O que antes era um gesto de cortesia transformou-se em uma necessidade para muitos trabalhadores, enquanto se torna um fardo para aqueles que pagam. Em diversos setores, desde clínicas a serviços públicos, o ato de “agradecer” com dinheiro reflete não apenas a desigualdade social, mas também a fragilidade das relações econômicas e humanas no país.
Entregar dinheiro para furar filas, receber ajuda extra ou como forma de gratidão é tão comum no Egito que algumas empresas consideram essas “gorjetas” como um gasto regular. Funcionários do setor de serviços, como garçons, porteiros e estafetas, recebem-nas, assim como recepcionistas de clínicas privadas, funcionários públicos e até enfermeiros de hospitais — alguns dos quais pedem gorjetas por serviços simples como levar água aos pacientes.

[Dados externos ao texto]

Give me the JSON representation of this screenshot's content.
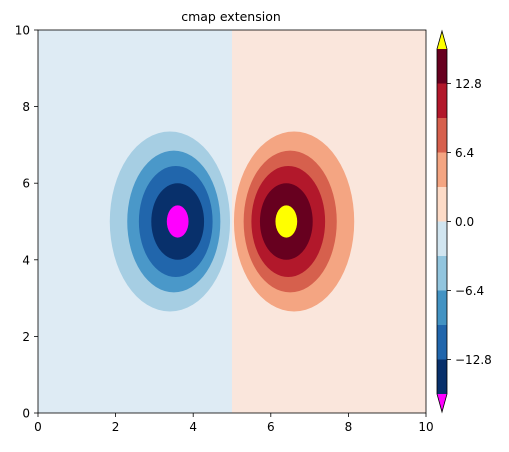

A nação mais populosa do mundo árabe enfrenta uma crise cambial histórica e a maior inflação em cinco anos, fazendo com que alimentos básicos, como o frango, se tornem inacessíveis para muitos egípcios.
O país passou por uma sequência de crises financeiras na última década, obrigando-o a buscar assistência de credores como o Fundo Monetário Internacional (FMI) e aliados árabes do Golfo. As autoridades alegam que cerca de 30% da população do Egito vive abaixo da linha da pobreza.

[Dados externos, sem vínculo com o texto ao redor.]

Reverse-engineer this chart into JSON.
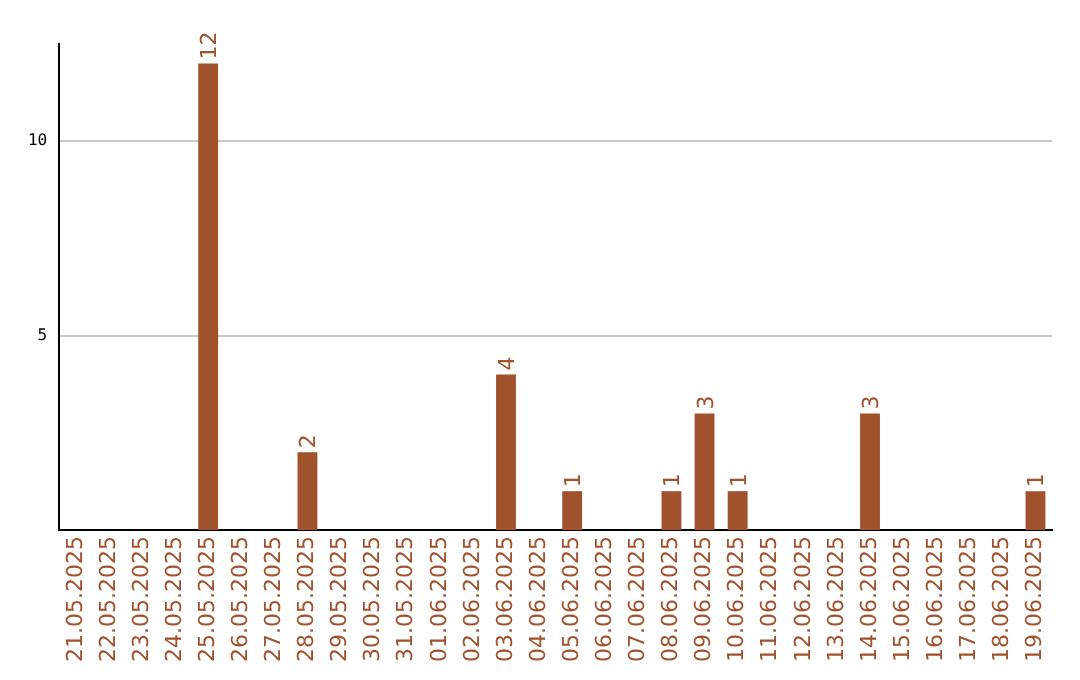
{
  "chart_data": {
    "type": "bar",
    "categories": [
      "21.05.2025",
      "22.05.2025",
      "23.05.2025",
      "24.05.2025",
      "25.05.2025",
      "26.05.2025",
      "27.05.2025",
      "28.05.2025",
      "29.05.2025",
      "30.05.2025",
      "31.05.2025",
      "01.06.2025",
      "02.06.2025",
      "03.06.2025",
      "04.06.2025",
      "05.06.2025",
      "06.06.2025",
      "07.06.2025",
      "08.06.2025",
      "09.06.2025",
      "10.06.2025",
      "11.06.2025",
      "12.06.2025",
      "13.06.2025",
      "14.06.2025",
      "15.06.2025",
      "16.06.2025",
      "17.06.2025",
      "18.06.2025",
      "19.06.2025"
    ],
    "values": [
      0,
      0,
      0,
      0,
      12,
      0,
      0,
      2,
      0,
      0,
      0,
      0,
      0,
      4,
      0,
      1,
      0,
      0,
      1,
      3,
      1,
      0,
      0,
      0,
      3,
      0,
      0,
      0,
      0,
      1
    ],
    "value_labels": [
      null,
      null,
      null,
      null,
      "12",
      null,
      null,
      "2",
      null,
      null,
      null,
      null,
      null,
      "4",
      null,
      "1",
      null,
      null,
      "1",
      "3",
      "1",
      null,
      null,
      null,
      "3",
      null,
      null,
      null,
      null,
      "1"
    ],
    "color": "#a0522d",
    "ylim": [
      0,
      12.5
    ],
    "yticks": [
      5,
      10
    ],
    "grid": "y",
    "legend": false
  }
}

O Banco Mundial estimava em 2019 que “cerca de 60% da população do Egito é pobre ou vulnerável”. Contudo, o FMI projeta um crescimento real do PIB de 4,3% em 2025 e 4,5% em 2026, impulsionado pela recuperação do turismo e pelo crescimento do setor de manufatura não petrolífera.
Em 2010, 100 libras egípcias equivalhiam a cerca de 18 dólares. Hoje, após diversas crises, esse montante vale apenas dois dólares. Apesar de ser uma prática enraizada, as opiniões sobre o momento adequado para dar e se o pagamento por certos favores é um gesto de gratidão ou um mero suborno variam bastante.

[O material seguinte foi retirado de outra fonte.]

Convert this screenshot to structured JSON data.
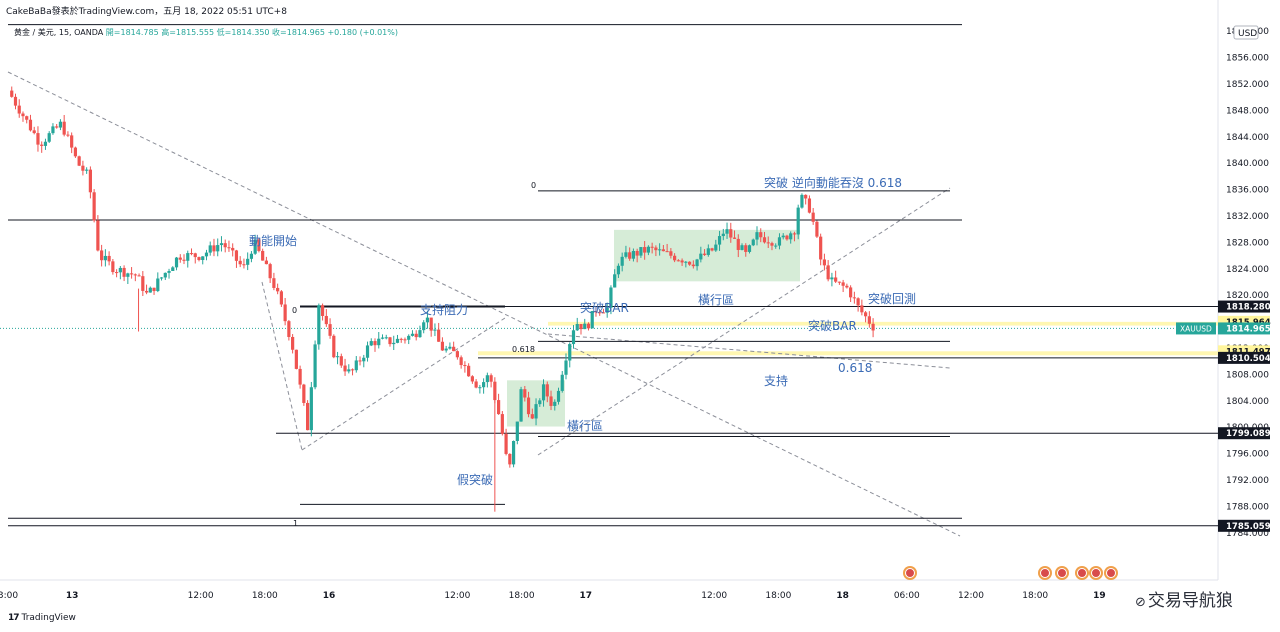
{
  "header": {
    "title": "CakeBaBa發表於TradingView.com，五月 18, 2022 05:51 UTC+8",
    "symbol": "黄金 / 美元, 15, OANDA",
    "ohlc": "開=1814.785 高=1815.555 低=1814.350 收=1814.965 +0.180 (+0.01%)"
  },
  "brand": {
    "logo": "17",
    "text": "TradingView"
  },
  "watermark": {
    "text": "交易导航狼"
  },
  "chart_data": {
    "type": "candlestick",
    "currency": "USD",
    "y_range": [
      1782,
      1862
    ],
    "y_ticks": [
      1784,
      1788,
      1792,
      1796,
      1800,
      1804,
      1808,
      1812,
      1816,
      1820,
      1824,
      1828,
      1832,
      1836,
      1840,
      1844,
      1848,
      1852,
      1856,
      1860
    ],
    "x_ticks": [
      {
        "label": "3:00",
        "t": 0
      },
      {
        "label": "13",
        "t": 6
      },
      {
        "label": "12:00",
        "t": 18
      },
      {
        "label": "18:00",
        "t": 24
      },
      {
        "label": "16",
        "t": 30
      },
      {
        "label": "12:00",
        "t": 42
      },
      {
        "label": "18:00",
        "t": 48
      },
      {
        "label": "17",
        "t": 54
      },
      {
        "label": "12:00",
        "t": 66
      },
      {
        "label": "18:00",
        "t": 72
      },
      {
        "label": "18",
        "t": 78
      },
      {
        "label": "06:00",
        "t": 84
      },
      {
        "label": "12:00",
        "t": 90
      },
      {
        "label": "18:00",
        "t": 96
      },
      {
        "label": "19",
        "t": 102
      }
    ],
    "anchors": [
      [
        0,
        1851
      ],
      [
        1.5,
        1847
      ],
      [
        3,
        1843
      ],
      [
        5,
        1846
      ],
      [
        6.5,
        1840
      ],
      [
        7.5,
        1838
      ],
      [
        8.5,
        1826
      ],
      [
        10,
        1824
      ],
      [
        12,
        1823
      ],
      [
        13,
        1820
      ],
      [
        14,
        1822
      ],
      [
        16,
        1826
      ],
      [
        18,
        1826
      ],
      [
        20,
        1828
      ],
      [
        22,
        1824
      ],
      [
        23,
        1828
      ],
      [
        25,
        1821
      ],
      [
        26.5,
        1813
      ],
      [
        28,
        1800
      ],
      [
        29,
        1819
      ],
      [
        30.5,
        1811
      ],
      [
        32,
        1808
      ],
      [
        34,
        1813
      ],
      [
        36,
        1813
      ],
      [
        38,
        1814
      ],
      [
        39,
        1817
      ],
      [
        40.5,
        1812
      ],
      [
        42,
        1811
      ],
      [
        44,
        1806
      ],
      [
        45,
        1808
      ],
      [
        46,
        1801
      ],
      [
        46.8,
        1793
      ],
      [
        47.5,
        1800
      ],
      [
        48,
        1806
      ],
      [
        49,
        1801
      ],
      [
        50,
        1806
      ],
      [
        51,
        1803
      ],
      [
        52,
        1810
      ],
      [
        53,
        1816
      ],
      [
        54,
        1815
      ],
      [
        55,
        1818
      ],
      [
        56,
        1818
      ],
      [
        57,
        1825
      ],
      [
        58,
        1826
      ],
      [
        60,
        1827
      ],
      [
        62,
        1826
      ],
      [
        64,
        1825
      ],
      [
        66,
        1827
      ],
      [
        67,
        1830
      ],
      [
        69,
        1826
      ],
      [
        70,
        1829
      ],
      [
        72,
        1828
      ],
      [
        73.5,
        1830
      ],
      [
        74,
        1835
      ],
      [
        75,
        1833
      ],
      [
        76,
        1825
      ],
      [
        77,
        1822
      ],
      [
        78.5,
        1821
      ],
      [
        79.5,
        1818
      ],
      [
        80.5,
        1816
      ],
      [
        81,
        1815
      ]
    ],
    "price_labels": [
      {
        "value": "1818.280",
        "price": 1818.28,
        "style": "dark"
      },
      {
        "value": "1815.964",
        "price": 1815.964,
        "style": "yellow"
      },
      {
        "value": "1814.965",
        "price": 1814.965,
        "style": "teal",
        "symbol": "XAUUSD"
      },
      {
        "value": "1811.497",
        "price": 1811.497,
        "style": "yellow"
      },
      {
        "value": "1810.504",
        "price": 1810.504,
        "style": "dark"
      },
      {
        "value": "1799.089",
        "price": 1799.089,
        "style": "dark"
      },
      {
        "value": "1785.059",
        "price": 1785.059,
        "style": "dark"
      }
    ],
    "annotations": [
      {
        "text": "動能開始"
      },
      {
        "text": "支持阻力"
      },
      {
        "text": "突破BAR"
      },
      {
        "text": "橫行區"
      },
      {
        "text": "突破 逆向動能吞沒 0.618"
      },
      {
        "text": "突破回測"
      },
      {
        "text": "突破BAR"
      },
      {
        "text": "支持"
      },
      {
        "text": "橫行區"
      },
      {
        "text": "假突破"
      },
      {
        "text": "0.618"
      }
    ],
    "fib_labels": [
      "0",
      "0.618",
      "1",
      "0",
      "0.618"
    ],
    "event_badges": 6
  }
}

O governo também está reduzindo subsídios essenciais de pão, gás e eletricidade, que são vitais para a população mais carente. Marina Kaldas, gestora de redes sociais, comentou ao jornal “The New York Times” que precisou urgentemente renovar sua carta de condução e admitiu ter dado mil libras (33 dólares) a um funcionário para acelerar o processo. “Antes, era suficiente dar 10 ou 20 libras, mas agora, se der só 10, a pessoa não consegue fazer nada com isso”, relatou.
Amr Ahmed, técnico de informática, também estava cansado de esperar para ser atendido em uma clínica médica lotada. O recepcionista amigável fez com que ele percebesse que poderia ser atendido rapidamente pelo médico se estivesse disposto a pagar. Ahmed discretamente entregou 50 libras, o que equivale a um dólar. “Às vezes, sentimos constrangimento por pagar tão pouco”, afirmou ao “The New York Times”. “Os baixos salários obrigam as pessoas a depender de gorjetas. Elas precisam de dinheiro extra”, sublinhou.